Precise MEA
Wall segments only avoids shooting walls after the gun learns how the opponent reacts to it. So at least in the first round a gun can shoot walls.
First round, an opponent dodges the first bullet at factor 1.0. Then it gets close to walls, factor 1.0 (imprecise) is unreachable, it crashes on the wall and "dodges" the second bullet at factor 0.0. There is only 1 wave in the history, so a GF gun without precise MEA will use factor 1.0 (imprecise) and shoot the second bullet at the wall (and make your bot look stupid).
Now, which of the two is better, cropping or scaling, varies with the opponent.
True, but I'd say it can be learned away much much quicker than 1 round even, especially when tick-waves are used.

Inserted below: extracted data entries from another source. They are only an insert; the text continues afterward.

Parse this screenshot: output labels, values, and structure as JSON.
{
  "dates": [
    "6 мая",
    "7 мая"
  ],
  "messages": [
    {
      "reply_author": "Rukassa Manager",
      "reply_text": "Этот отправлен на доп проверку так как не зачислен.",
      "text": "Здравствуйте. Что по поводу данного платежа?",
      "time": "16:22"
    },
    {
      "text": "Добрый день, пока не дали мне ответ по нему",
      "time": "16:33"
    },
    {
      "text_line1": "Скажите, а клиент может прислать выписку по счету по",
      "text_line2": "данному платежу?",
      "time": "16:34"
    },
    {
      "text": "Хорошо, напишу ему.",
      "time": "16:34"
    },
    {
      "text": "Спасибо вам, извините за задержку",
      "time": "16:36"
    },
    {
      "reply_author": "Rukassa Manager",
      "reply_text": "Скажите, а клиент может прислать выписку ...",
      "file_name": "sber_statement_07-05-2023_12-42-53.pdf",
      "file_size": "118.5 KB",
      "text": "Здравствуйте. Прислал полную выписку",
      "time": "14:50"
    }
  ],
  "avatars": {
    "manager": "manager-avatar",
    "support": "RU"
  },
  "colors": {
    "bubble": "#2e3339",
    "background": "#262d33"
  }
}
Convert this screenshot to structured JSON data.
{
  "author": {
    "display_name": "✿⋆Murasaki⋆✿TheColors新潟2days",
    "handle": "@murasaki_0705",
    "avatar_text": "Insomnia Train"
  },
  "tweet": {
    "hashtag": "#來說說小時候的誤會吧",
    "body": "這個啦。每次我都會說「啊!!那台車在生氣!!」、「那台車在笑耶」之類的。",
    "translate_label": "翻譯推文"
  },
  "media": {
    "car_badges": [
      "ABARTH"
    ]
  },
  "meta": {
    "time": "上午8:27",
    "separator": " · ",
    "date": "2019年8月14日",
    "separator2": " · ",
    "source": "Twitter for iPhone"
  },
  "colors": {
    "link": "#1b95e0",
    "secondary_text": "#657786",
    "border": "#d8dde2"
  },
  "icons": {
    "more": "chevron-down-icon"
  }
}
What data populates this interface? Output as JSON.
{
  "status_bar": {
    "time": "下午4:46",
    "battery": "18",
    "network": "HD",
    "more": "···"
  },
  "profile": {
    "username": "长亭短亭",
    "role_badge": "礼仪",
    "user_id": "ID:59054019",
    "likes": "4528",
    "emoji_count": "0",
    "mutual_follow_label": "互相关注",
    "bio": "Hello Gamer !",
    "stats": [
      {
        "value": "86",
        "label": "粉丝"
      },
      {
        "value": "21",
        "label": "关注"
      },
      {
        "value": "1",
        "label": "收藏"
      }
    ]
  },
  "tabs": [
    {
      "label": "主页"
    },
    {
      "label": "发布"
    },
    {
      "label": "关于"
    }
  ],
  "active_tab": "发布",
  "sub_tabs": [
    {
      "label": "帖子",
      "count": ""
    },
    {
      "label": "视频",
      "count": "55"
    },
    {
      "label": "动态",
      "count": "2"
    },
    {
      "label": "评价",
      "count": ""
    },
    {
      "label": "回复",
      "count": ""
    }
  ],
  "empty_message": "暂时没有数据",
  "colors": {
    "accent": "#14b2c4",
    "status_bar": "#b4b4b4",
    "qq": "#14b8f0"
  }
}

About cropping or scaling, yeah... I'd say the tradeoff comes down to a matter of low-distortion (fewer assumptions) versus fast-learning (reduced segmentation needed). The best choice depends on all sorts of circumstances. With 1) a sufficiently large number of rounds, 2) good wall segmentation, and 3) non-learning opponents, cropping will just about always be better. Conditions #1 and #3 may frequently not be the case though, so yeah.
What I have been thinking about trying when I get around to actively robocoding again, is including both scaling and cropping, and use both for deciding each shot. Possibly ways to do it would be averaging the probability curve for both, or picking the one that gives the strongest prediction, among other possibilities.
Are tick-waves any good against surfers? Intuitively, they should perform worse, so I never tried.
They seem to work well against surfers. I recall someone, I think rednaxela, saying that this is due to surfers usually not simulating non-firing waves. I currently use them, but I do weight firing waves higher (Diamond uses an oscilating virtuality attribute that weights waves closer to firing waves higher)
I certainly use them against surfers, but accuracy against top surfers is kind of a black art anyway. =) It's worth noting just how much data there is in virtual waves - you're talking about 1 data point every 15 ticks vs 1 every tick. That goes a long way in making up for the fact that they shouldn't be as relevant. And yeah, I use virtuality as one of the attributes in my KNN distance function, so I prefer waves closer to firing time when selecting data points.